Пицунда - страница 32
Парадокс возвращал к началу.
Себе на беду сел напротив зеркала, польстился на лишнюю точку зрения – теперь он одновременно и здесь, на чаепитии, и там, в картинном зеркале; рассматривает окружающий мир обыденности изнутри его, из жизни, и извне, из зазеркалья, как будто бы из искусства; взгляд мечется туда-сюда, а он пытается искренне, для себя определить, что именно в нём, этом совместившем две точки зрения взгляде, истинно, однако даже на простой вопрос не может ответить: сколько видит он подстаканников? Четыре, написанные колонковой кисточкой, тускло поблёскивают, как настоящие, на написанной скатерти, ещё четыре – отражённые в ненастоящих маленьких зеркальцах, которые сжимают эти омерзительные типы в своих скрюченных пальцах, итого восемь, и ещё два, настоящие, но отражённые в настоящем – картинном – зеркале; всего, значит, десять, ну а всех вместе, с двумя реальными подстаканниками, с теми которые можно трогать, осязать, вставив тонкий стакан, налив заварку и кипяток, можно даже пить чай, – двенадцать.
Но:
– Илья, передай, пожалуйста, подстаканник, – и нет его больше в зеркале, исчез, словно и не было, осталось одиннадцать.
Что же прочно, надёжно, реально и не зависит от пиратствующих на стыке искусства и жизни сил?
Опять попытка – невольная – с негодными средствами: давайте хотя бы эксперимента ради сделаем по умозрительному стыку разрез, разделим таинственный гибрид на две сущностных половинки, не позволим искусству и жизни смешиваться, пора наконец добиться ясности, заменив противную рассудку хаотичность взаимных перетеканий хотя бы подобием порядка.
Сделали разрез, отделили: на настоящем столе всего два настоящих, старинных, серебряных, хоть завтра в комиссионный – антиквариат дорожает, много дадут – подстаканника; сейчас разливает хозяйка чай, один подстаканник со стаканом достался загорелой горбоносой женщине, её подстаканник – рядом с чашкой Соснина; между стаканом в подстаканнике и чашкой только вазочка со злополучным вареньем.
А вот на столе, изображённом на картине, – четыре подстаканника, тщательно выписанных, внешне неотличимых от настоящих, хотя их не взять в руки, и ещё четыре – их уменьшенные, но не менее тщательно выписанные двойники-отражения в зеркальцах, застрявших в скрюченных пальцах.

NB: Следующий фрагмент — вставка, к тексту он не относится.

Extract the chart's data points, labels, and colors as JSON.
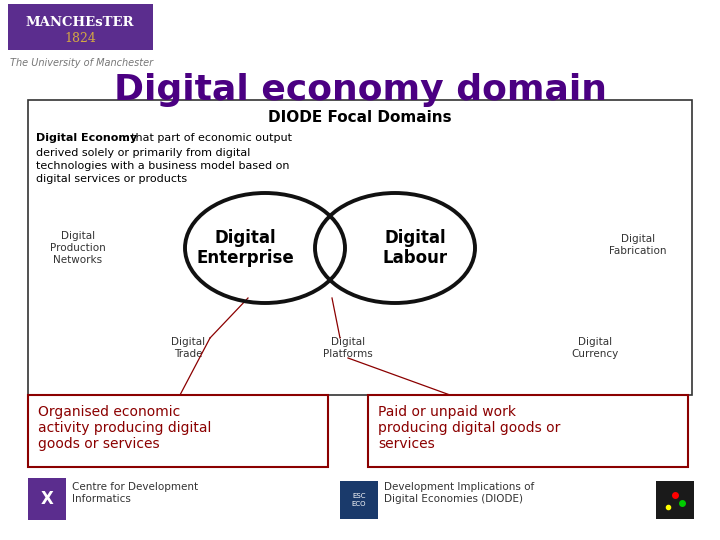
{
  "title": "Digital economy domain",
  "title_color": "#4b0082",
  "title_fontsize": 26,
  "bg_color": "#ffffff",
  "box_title": "DIODE Focal Domains",
  "box_desc_bold": "Digital Economy",
  "box_desc_rest": ": that part of economic output\nderived solely or primarily from digital\ntechnologies with a business model based on\ndigital services or products",
  "ellipse_left_label": "Digital\nEnterprise",
  "ellipse_right_label": "Digital\nLabour",
  "ellipse_color": "#111111",
  "ellipse_lw": 2.8,
  "box1_text": "Organised economic\nactivity producing digital\ngoods or services",
  "box2_text": "Paid or unpaid work\nproducing digital goods or\nservices",
  "box_text_color": "#8b0000",
  "box_border_color": "#8b0000",
  "footer_left_text": "Centre for Development\nInformatics",
  "footer_right_text": "Development Implications of\nDigital Economies (DIODE)",
  "manchester_bg": "#5b2d8e",
  "univ_text": "The University of Manchester",
  "label_color": "#333333",
  "label_fontsize": 7.5,
  "line_color": "#8b0000"
}
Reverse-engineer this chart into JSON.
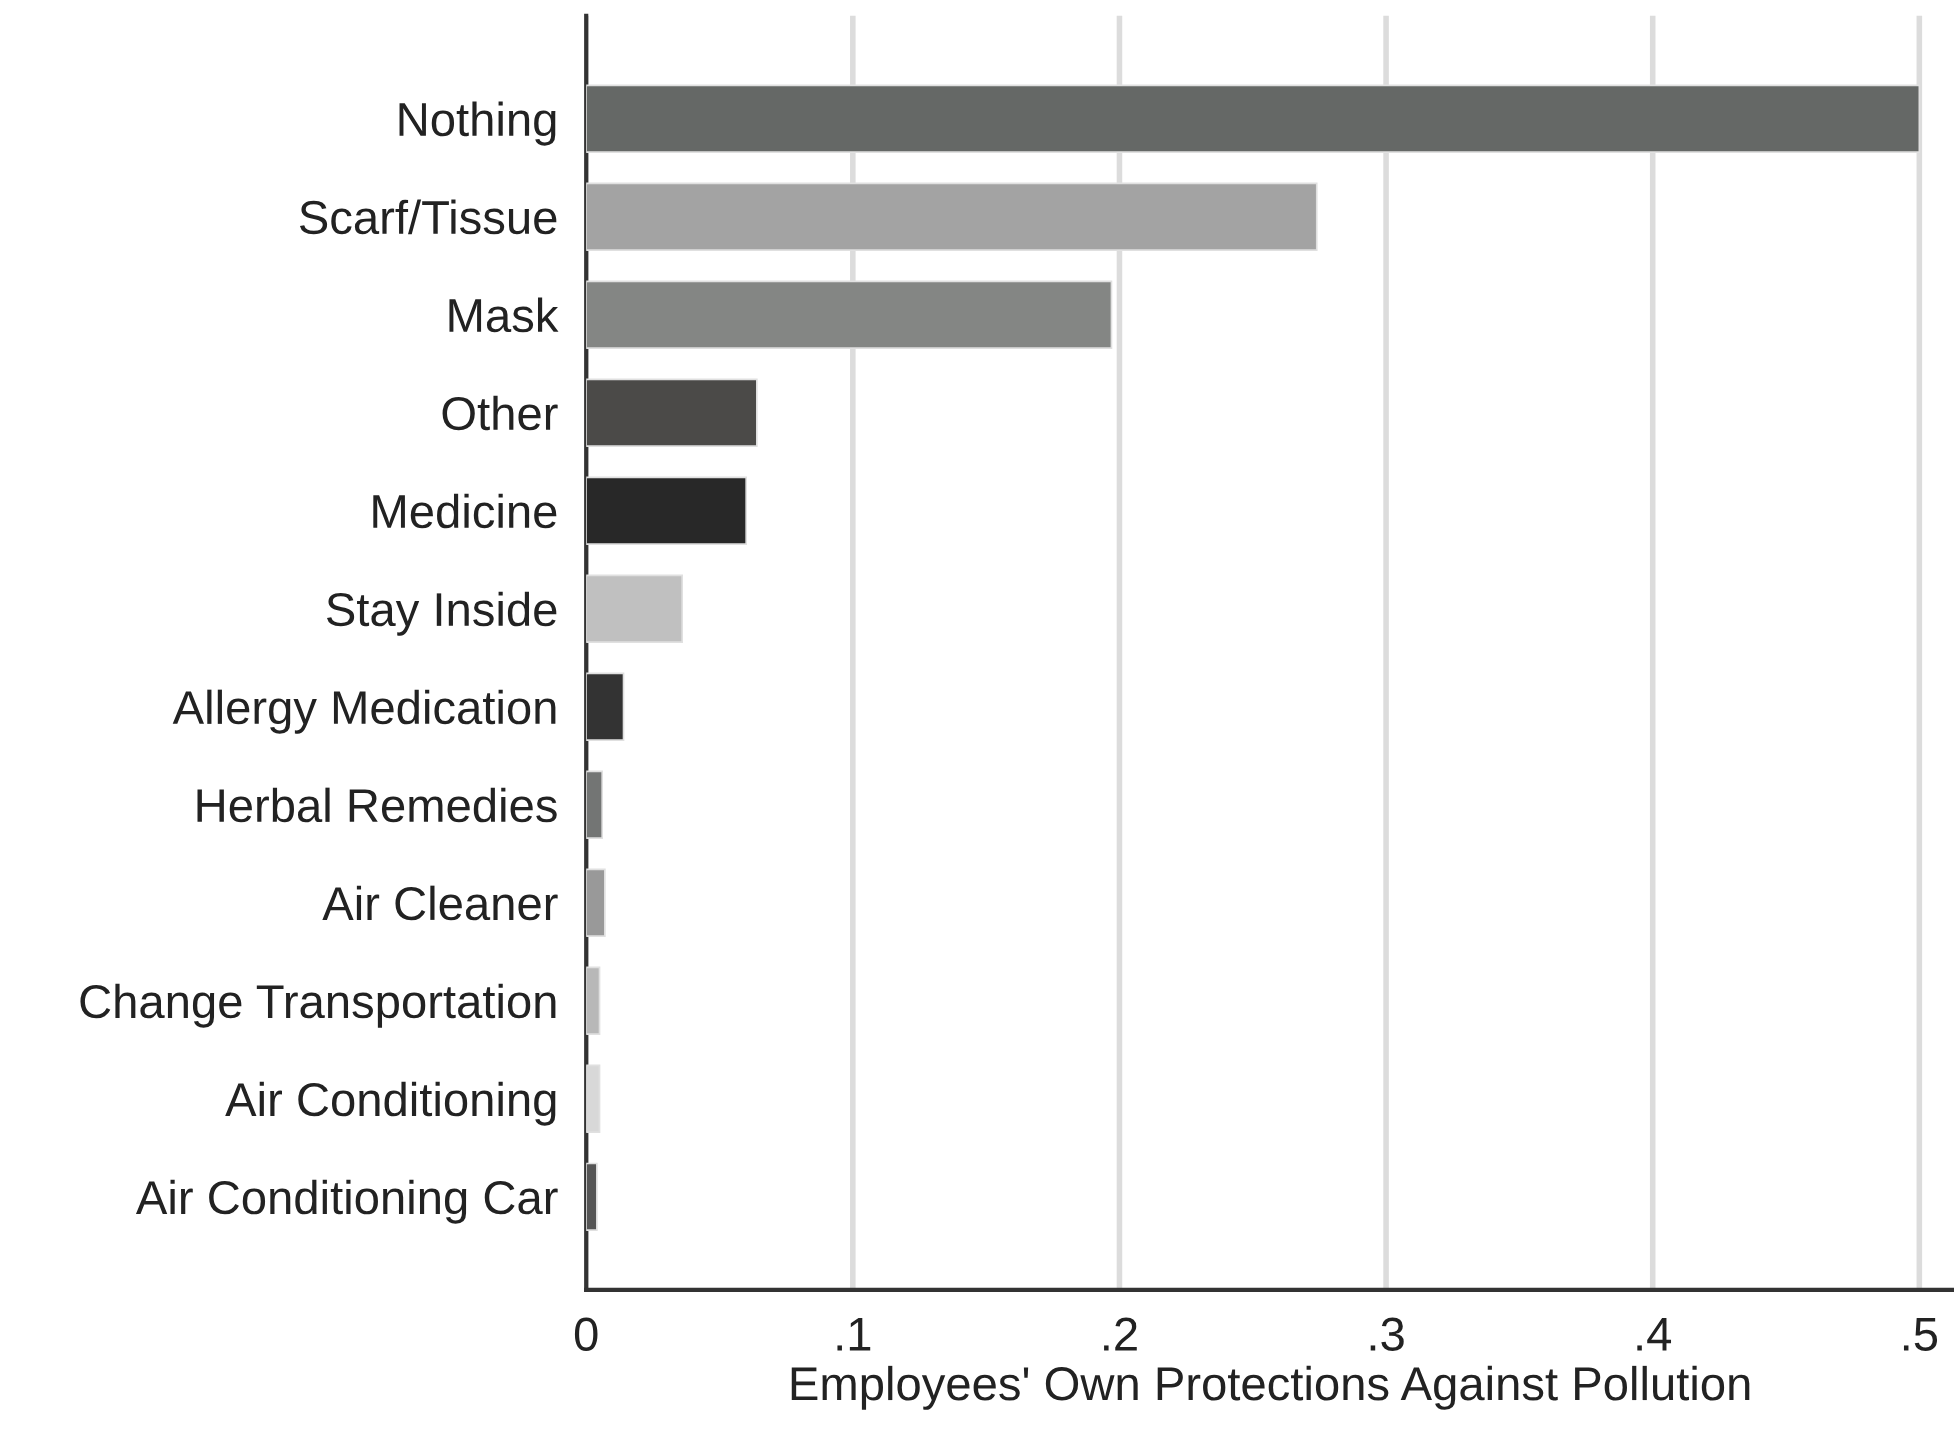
{
  "chart_data": {
    "type": "bar",
    "orientation": "horizontal",
    "xlabel": "Employees' Own Protections Against Pollution",
    "categories": [
      "Nothing",
      "Scarf/Tissue",
      "Mask",
      "Other",
      "Medicine",
      "Stay Inside",
      "Allergy Medication",
      "Herbal Remedies",
      "Air Cleaner",
      "Change Transportation",
      "Air Conditioning",
      "Air Conditioning Car"
    ],
    "values": [
      0.5,
      0.274,
      0.197,
      0.064,
      0.06,
      0.036,
      0.014,
      0.006,
      0.007,
      0.005,
      0.005,
      0.004
    ],
    "colors": [
      "#656866",
      "#a3a3a3",
      "#848684",
      "#4b4a48",
      "#282828",
      "#c0c0c0",
      "#333333",
      "#737574",
      "#999999",
      "#b8b8b8",
      "#d8d8d8",
      "#555555"
    ],
    "xlim": [
      0,
      0.513
    ],
    "xticks": [
      0,
      {
        "value": 0.1,
        "label": ".1"
      },
      {
        "value": 0.2,
        "label": ".2"
      },
      {
        "value": 0.3,
        "label": ".3"
      },
      {
        "value": 0.4,
        "label": ".4"
      },
      {
        "value": 0.5,
        "label": ".5"
      }
    ],
    "grid": "x",
    "legend": false
  }
}
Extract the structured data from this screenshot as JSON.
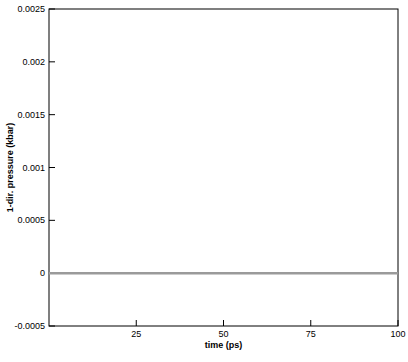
{
  "chart_data": {
    "type": "line",
    "x_label": "time (ps)",
    "y_label": "1-dir. pressure (kbar)",
    "x": [
      0,
      25,
      50,
      75,
      100
    ],
    "series": [
      {
        "name": "pressure",
        "color": "#9a9a9a",
        "values": [
          0,
          0,
          0,
          0,
          0
        ]
      }
    ],
    "xlim": [
      0,
      100
    ],
    "xticks": [
      25,
      50,
      75,
      100
    ],
    "ylim": [
      -0.0005,
      0.0025
    ],
    "yticks": [
      -0.0005,
      0,
      0.0005,
      0.001,
      0.0015,
      0.002,
      0.0025
    ],
    "grid": false
  }
}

Так сколько всего подстаканников, восемь или четыре? Принять ли всерьёз отражения ненастоящих подстаканников в ненастоящих зеркальцах или посчитать фикцией?
Одни скажут, что изображено всего четыре предмета, остальные – это они же, только в качестве отражений.
Другие возразят, что и четыре картинных предмета, и их, этих предметов – тоже картинные – отражения, подчиняясь замыслу и кисти художника, образуют единую композицию, значит, подстаканников восемь и спорить не о чем.
Хорошо, пусть четыре, пусть восемь, а всё-таки, если один из двух реальных подстаканников в реальном, хотя и картинном, зеркале промелькнёт, его как – считать?
Зеркало ведь тоже художник включил в композицию на равных правах со всеми прочими её элементами.
Не получилось ни безусловное, ни даже условное разделение – вот жизнь, а вот искусство. Нет, путаница сплошная; лучше отвлечься и чай пить.
Подумал: как заинтересованно реагировало картинное зеркало на саму жизнь, на непреднамеренность мельтешений-изменений, как зеркало, наполняясь подвижными отражениями, по-разному оживало…
Встали из-за стола, поскользнувшись о вишнёвую косточку, не упал, удержался (силою трения?) на ногах и, перед тем как распрощаться, стараясь не замечать подозрительно скосившихся лысых монстров, притворился, что очарован техникой живописи, постоял перед зеркалом, посмотрел в зеленовато-жёлтые (с мешками) глаза задумчиво сморщившего лоб двойника.